但至少当您不使用函子时，这很有帮助，并为std::mem_fnfrom提供了一个严肃的 C 链接替代<functional>。

Many C APIs that take function pointer callbacks have a void* parameter for user state. If you've got one of those, you're in luck - you can use an exterm C function that treats the user data as some sort of reference or key to lookup the functor, then execute it.

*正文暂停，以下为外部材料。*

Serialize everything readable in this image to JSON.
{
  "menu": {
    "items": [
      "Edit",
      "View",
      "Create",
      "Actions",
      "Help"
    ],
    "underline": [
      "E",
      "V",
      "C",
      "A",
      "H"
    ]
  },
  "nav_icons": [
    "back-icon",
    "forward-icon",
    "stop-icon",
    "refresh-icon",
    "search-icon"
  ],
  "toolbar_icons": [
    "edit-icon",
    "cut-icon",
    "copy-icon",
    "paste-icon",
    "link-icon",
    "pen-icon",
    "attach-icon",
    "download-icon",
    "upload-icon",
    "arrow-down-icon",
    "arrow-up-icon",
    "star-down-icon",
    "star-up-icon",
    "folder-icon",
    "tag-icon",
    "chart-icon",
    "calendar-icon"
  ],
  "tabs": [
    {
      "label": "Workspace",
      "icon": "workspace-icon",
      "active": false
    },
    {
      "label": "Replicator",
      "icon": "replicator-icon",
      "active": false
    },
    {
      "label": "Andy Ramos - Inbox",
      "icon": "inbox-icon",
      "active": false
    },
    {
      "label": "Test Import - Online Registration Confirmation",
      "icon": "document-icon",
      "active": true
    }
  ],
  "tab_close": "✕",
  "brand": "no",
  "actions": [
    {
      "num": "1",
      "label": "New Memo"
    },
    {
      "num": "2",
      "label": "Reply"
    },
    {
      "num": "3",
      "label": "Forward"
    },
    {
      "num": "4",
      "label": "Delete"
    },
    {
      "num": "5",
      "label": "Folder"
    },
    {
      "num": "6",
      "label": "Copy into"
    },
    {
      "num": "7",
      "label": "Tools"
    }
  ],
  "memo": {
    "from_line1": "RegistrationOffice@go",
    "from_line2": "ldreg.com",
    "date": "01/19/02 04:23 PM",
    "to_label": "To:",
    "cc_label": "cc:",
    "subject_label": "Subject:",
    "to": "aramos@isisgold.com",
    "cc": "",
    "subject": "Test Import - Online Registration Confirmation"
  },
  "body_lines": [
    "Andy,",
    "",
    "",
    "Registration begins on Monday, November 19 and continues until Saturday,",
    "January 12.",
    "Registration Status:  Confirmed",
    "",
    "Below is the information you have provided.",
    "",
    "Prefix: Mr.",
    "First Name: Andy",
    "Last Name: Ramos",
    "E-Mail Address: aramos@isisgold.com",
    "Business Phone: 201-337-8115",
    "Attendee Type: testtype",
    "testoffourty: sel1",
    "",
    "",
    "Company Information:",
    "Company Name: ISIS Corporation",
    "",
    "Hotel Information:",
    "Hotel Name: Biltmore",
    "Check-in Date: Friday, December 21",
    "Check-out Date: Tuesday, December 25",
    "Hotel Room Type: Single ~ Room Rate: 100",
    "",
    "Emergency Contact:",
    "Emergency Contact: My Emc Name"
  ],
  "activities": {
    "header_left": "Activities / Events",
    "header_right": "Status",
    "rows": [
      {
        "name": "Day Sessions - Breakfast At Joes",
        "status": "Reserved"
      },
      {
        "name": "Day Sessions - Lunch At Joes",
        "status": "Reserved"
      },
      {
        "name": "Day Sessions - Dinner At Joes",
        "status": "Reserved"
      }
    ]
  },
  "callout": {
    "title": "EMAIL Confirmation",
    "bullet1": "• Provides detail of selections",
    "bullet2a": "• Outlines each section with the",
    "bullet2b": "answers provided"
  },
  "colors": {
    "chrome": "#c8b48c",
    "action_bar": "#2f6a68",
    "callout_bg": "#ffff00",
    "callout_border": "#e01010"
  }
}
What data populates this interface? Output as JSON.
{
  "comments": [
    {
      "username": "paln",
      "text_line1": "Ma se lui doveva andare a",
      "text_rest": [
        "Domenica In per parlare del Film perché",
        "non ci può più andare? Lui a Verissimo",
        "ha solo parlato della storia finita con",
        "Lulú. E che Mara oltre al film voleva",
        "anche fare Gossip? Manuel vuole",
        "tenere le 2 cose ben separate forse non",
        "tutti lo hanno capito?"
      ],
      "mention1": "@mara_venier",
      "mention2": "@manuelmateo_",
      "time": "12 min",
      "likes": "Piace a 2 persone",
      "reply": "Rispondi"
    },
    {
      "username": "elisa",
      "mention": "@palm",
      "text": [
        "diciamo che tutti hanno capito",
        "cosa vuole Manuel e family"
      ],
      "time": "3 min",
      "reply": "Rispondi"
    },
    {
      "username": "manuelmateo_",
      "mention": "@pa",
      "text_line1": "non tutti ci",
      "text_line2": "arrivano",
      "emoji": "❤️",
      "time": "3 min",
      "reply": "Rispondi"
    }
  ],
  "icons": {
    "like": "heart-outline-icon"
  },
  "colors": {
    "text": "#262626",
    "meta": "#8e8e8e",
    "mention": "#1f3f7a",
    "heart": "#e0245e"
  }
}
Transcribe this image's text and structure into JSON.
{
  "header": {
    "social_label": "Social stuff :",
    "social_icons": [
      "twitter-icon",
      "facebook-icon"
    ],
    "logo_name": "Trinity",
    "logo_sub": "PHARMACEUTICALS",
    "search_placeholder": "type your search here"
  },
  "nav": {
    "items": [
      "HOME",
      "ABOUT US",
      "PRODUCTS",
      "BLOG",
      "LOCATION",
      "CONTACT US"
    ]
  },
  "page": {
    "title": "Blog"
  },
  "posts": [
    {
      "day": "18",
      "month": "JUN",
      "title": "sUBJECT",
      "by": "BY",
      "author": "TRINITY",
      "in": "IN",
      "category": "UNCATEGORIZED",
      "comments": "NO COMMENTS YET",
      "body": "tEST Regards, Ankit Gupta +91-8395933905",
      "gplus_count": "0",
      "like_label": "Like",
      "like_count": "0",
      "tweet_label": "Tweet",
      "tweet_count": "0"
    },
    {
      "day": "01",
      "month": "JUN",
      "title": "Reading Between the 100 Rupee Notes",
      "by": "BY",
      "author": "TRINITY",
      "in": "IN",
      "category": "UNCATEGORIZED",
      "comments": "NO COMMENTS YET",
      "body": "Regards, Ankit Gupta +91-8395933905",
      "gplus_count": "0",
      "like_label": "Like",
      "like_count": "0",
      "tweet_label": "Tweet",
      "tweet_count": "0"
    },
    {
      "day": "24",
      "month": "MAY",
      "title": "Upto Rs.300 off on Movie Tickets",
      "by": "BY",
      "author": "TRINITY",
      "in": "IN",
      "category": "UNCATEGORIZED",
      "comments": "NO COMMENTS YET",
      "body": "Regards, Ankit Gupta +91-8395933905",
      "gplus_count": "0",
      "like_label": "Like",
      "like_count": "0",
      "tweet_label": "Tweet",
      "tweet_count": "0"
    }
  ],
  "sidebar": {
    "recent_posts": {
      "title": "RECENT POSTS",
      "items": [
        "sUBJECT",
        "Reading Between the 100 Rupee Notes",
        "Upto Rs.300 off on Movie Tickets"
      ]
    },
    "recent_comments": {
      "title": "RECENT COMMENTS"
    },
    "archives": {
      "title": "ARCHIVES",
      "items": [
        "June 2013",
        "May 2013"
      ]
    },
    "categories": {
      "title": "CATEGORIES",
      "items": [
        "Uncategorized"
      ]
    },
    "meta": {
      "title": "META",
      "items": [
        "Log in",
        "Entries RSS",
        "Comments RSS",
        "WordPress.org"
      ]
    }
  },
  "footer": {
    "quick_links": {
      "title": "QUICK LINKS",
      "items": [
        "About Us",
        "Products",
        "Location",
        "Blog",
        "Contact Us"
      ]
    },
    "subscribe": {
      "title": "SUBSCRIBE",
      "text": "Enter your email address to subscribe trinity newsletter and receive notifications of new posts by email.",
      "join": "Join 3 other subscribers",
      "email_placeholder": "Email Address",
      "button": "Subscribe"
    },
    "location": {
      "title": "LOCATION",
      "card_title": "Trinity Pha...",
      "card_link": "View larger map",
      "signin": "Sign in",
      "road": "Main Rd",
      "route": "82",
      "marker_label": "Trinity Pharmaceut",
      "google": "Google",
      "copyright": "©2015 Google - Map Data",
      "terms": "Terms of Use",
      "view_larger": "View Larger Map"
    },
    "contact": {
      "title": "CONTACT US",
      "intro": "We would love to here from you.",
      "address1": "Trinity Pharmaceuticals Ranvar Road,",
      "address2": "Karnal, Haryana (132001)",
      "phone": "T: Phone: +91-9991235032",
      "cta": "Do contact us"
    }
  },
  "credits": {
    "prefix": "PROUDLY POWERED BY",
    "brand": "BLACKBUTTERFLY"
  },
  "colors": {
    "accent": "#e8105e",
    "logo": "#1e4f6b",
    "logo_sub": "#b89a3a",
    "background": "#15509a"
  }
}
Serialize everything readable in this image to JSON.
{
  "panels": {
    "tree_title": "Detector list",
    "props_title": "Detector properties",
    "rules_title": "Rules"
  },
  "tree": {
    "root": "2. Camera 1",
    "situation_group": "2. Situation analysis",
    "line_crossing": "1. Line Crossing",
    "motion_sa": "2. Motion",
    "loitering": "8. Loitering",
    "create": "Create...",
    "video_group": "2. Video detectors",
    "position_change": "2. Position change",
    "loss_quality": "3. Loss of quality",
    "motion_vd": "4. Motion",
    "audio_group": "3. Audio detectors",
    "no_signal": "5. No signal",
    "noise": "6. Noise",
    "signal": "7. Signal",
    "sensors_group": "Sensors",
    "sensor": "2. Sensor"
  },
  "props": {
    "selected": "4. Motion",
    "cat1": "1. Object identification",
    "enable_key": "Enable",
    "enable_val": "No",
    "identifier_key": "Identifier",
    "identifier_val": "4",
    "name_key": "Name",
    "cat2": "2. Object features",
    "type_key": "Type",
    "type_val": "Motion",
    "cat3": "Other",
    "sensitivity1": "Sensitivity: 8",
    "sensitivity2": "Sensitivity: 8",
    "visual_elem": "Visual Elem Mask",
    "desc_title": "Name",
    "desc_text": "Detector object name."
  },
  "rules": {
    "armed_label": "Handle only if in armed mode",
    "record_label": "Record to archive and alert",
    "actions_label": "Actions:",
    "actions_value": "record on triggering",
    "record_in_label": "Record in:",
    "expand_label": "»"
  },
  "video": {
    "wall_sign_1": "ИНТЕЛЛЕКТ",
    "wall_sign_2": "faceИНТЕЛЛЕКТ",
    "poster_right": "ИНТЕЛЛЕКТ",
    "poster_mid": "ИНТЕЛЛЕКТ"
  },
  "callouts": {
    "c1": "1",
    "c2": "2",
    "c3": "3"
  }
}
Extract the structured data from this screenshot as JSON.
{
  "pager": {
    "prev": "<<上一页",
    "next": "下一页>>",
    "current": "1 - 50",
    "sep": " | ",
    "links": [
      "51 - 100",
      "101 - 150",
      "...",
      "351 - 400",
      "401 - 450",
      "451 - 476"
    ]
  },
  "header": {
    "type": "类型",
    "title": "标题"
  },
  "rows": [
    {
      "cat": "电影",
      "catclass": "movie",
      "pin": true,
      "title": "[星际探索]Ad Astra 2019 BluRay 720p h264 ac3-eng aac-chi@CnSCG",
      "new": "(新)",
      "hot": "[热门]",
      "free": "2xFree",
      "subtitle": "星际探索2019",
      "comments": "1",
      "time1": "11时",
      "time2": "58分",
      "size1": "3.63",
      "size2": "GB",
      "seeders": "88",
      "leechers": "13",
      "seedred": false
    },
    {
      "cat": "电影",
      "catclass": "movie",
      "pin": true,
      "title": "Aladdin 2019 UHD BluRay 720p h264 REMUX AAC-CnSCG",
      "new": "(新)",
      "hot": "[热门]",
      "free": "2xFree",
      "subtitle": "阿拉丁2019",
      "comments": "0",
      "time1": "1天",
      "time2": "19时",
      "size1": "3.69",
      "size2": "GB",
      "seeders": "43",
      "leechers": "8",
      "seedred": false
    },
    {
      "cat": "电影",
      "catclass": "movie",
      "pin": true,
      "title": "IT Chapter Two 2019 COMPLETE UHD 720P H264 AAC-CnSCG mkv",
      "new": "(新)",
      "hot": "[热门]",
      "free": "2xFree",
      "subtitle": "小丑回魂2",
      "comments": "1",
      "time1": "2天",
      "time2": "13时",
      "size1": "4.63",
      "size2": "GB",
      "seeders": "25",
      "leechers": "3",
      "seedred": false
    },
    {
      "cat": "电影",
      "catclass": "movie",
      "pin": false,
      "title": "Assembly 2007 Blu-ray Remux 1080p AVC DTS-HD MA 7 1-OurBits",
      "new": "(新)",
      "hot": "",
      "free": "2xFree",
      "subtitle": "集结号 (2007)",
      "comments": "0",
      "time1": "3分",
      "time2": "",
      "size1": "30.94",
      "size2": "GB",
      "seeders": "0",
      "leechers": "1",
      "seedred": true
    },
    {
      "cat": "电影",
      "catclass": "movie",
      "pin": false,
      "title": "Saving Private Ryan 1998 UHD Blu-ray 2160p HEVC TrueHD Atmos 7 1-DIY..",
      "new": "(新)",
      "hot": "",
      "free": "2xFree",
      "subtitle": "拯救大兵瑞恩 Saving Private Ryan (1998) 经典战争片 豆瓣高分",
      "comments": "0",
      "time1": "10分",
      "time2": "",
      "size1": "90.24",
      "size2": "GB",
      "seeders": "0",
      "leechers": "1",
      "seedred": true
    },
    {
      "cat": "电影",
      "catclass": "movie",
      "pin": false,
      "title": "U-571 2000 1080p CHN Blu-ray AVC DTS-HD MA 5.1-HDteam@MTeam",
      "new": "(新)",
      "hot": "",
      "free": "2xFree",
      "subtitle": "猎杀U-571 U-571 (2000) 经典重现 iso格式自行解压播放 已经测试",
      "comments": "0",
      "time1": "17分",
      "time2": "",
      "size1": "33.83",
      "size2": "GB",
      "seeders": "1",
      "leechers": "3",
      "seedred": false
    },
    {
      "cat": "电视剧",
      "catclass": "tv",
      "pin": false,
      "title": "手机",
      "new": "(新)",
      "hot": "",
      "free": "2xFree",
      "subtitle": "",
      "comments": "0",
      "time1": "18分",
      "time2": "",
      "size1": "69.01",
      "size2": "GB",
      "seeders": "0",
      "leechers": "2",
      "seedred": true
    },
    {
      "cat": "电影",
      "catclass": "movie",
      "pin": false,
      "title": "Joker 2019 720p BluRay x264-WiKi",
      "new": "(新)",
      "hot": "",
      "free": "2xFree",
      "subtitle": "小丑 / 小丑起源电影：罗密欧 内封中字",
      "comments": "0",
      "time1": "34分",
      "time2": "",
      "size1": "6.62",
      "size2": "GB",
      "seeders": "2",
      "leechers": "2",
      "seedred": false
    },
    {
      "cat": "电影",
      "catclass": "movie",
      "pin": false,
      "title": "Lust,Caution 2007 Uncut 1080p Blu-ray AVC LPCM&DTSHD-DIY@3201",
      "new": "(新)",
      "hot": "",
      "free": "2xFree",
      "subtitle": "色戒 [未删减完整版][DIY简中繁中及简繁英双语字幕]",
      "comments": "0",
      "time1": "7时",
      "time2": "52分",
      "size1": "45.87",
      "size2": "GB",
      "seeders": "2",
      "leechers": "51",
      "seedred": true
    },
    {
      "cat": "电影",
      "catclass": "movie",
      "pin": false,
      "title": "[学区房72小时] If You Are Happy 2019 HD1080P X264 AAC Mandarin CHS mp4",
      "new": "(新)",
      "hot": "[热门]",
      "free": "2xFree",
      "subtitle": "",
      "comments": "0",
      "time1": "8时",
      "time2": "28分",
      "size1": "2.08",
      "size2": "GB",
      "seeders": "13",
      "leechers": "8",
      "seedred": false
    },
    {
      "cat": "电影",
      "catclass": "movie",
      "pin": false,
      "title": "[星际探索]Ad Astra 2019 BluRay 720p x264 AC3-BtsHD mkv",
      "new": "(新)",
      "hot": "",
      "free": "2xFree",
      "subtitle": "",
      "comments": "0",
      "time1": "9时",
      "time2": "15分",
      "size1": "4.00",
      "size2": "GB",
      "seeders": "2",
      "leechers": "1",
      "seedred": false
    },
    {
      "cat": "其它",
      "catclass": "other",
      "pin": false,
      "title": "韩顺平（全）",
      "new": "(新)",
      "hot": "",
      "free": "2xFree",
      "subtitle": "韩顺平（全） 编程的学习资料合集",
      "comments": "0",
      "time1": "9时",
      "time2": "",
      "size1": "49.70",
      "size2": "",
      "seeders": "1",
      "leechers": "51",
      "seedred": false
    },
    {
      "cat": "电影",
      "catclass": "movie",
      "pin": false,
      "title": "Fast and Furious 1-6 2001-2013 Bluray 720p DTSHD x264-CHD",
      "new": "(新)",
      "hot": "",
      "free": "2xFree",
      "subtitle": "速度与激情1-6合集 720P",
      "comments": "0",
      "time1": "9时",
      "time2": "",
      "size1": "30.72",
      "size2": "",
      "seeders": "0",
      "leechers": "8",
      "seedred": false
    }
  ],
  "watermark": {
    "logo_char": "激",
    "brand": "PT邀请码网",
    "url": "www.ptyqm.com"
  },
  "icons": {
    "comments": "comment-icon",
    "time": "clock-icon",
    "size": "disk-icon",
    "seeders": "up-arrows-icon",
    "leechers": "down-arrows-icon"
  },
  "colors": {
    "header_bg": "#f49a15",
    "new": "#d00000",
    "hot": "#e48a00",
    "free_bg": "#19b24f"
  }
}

许多采用函数指针回调的 C API 都有一个用于用户状态的 void* 参数。如果您有其中之一，那么您很幸运 - 您可以使用 exterm C 函数将用户数据视为某种引用或键来查找函子，然后执行它。

Otherwise, no.

否则，没有。

It depends if this is a static or instance method, if it is static then you can pass through the function as className::functionName, if it is an instance method it is fair more complicated, because you obviously need to tie to a certain instance but can't do it in the same way as you would with delegates in C# etc.

这取决于这是一个静态方法还是实例方法，如果它是静态的，那么您可以将函数作为 className::functionName 传递，如果它是一个实例方法则更复杂，因为您显然需要绑定到某个实例但不能像在 C# 等中使用委托那样做。

The best way I've found of doing this is to create a holding class which is instantiated with the instance of the object as well as the function pointer, the holding class can then invoke the function directly.

我发现这样做的最好方法是创建一个使用对象实例和函数指针实例化的保持类，然后保持类可以直接调用该函数。

I would say no, because a C++ functor has an overloaded operator ()which is a member function, and would thus require a member function pointer. This is a totally different data type than a normal C function pointer, since it cannot be invoked without an instance of the class. You'd need to pass a normal function or a static member function to the C library. Since an overloaded ()operator can't be static, you can't do it. You'd need to pass the C-library a normal, non-member function or static member function, from which you can then invoke the C++ functor.

我会说不，因为 C++ 函子有一个重载运算符()，它是一个成员函数，因此需要一个成员函数指针。这是一种与普通 C 函数指针完全不同的数据类型，因为它不能在没有类实例的情况下被调用。您需要将普通函数或静态成员函数传递给 C 库。由于重载()运算符不能是静态的，因此您不能这样做。您需要向 C 库传递一个普通的非成员函数或静态成员函数，然后您可以从中调用 C++ 函子。

Hm, maybe you could write a free template function that wraps around your function-objects. If they all have the same signature, this should work. Like this (not tested):

嗯，也许你可以编写一个免费的模板函数来包装你的函数对象。如果它们都具有相同的签名，这应该可以工作。像这样（未测试）：

template<class T>
int function_wrapper(int a, int b) {
    T function_object_instance;

    return funcion_object_instance( a, b );
}

This would do for all function that take two ints and return an int.

这适用于所有需要两个整数并返回一个整数的函数。